Sag mal, wie wäre es, wenn du ihm sagst, dass er nur dann alleine und selbständig mit den Aufgaben hausieren darf, wenn er es auch im Griff hat - und dass du ihm dieses Privileg nun eben wegnehmen musst? Sprich: er schreibt die HA ein, lässt es vom Lehrer visieren und somit weisst du, was läuft.


Finde ich doof, weil auch der Lehrer invoviert ist und der hat ja schon ziemlich die Hände voll mit deinem Kind. ABER es könnte für den Jungen sowohl Hilfe wie Schreck sein - ein Privileg zu verlieren, dass ein 2 Klässler hat... Und wenn der Lehrer sogar mitzieht, weil er eine Hilfe dadurch bekommt, dann ist das ja mal gut.
Nach 2 Wochen wird es wohl wieder laufen.

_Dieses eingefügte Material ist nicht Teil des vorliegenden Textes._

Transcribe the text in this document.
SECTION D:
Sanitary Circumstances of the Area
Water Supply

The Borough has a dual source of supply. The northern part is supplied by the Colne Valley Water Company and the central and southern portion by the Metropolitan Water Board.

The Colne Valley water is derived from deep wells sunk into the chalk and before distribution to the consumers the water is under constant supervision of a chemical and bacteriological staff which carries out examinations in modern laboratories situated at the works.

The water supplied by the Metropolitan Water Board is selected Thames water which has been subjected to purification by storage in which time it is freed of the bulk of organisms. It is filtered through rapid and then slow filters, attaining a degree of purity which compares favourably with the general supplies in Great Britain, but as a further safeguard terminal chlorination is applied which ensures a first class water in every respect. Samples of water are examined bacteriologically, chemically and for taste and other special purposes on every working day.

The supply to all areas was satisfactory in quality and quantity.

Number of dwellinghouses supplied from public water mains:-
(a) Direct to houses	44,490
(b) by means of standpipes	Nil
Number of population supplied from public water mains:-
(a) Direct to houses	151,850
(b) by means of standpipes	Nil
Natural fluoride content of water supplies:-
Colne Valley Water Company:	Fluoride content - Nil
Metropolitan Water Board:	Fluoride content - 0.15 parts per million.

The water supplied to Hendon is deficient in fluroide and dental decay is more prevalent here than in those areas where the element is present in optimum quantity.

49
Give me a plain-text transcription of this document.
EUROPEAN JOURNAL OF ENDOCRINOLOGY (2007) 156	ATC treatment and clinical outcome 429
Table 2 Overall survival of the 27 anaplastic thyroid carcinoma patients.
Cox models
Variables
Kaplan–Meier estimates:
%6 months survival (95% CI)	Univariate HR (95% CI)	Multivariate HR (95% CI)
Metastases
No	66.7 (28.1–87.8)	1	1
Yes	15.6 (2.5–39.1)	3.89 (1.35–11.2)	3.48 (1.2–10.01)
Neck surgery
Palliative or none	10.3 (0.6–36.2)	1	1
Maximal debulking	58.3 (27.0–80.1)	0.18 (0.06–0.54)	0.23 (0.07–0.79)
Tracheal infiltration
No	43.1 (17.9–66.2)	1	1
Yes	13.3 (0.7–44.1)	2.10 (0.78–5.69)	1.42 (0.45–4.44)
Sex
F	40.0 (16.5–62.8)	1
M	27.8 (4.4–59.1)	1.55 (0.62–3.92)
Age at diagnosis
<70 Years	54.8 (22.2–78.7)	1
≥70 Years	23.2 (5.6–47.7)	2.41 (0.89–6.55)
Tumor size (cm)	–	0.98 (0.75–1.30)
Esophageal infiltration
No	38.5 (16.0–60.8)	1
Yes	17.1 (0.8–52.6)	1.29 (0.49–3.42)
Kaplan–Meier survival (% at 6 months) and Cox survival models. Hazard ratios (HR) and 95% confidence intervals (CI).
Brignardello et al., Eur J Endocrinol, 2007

Dass das wie eine Strafe rüberkommt, könnte im Hinblick auf das Lügen durchaus angezeigt sein. Das geht ja wirklcih nicht. ADS hin oder her.
Aber es ist auf der anderen Seite nicht so drastisch, wenn der Lehrer von dir und dem Sohn kurz informiert wird und das einfach nach der Stunde kurz unterzeichnet. Ohne grosses Aufheben..

Wenn er es wieder im Griff hat, dann lass ihn aber wieder von der Angel. In dem Alter muss man HA selber organisieren können/dürfen.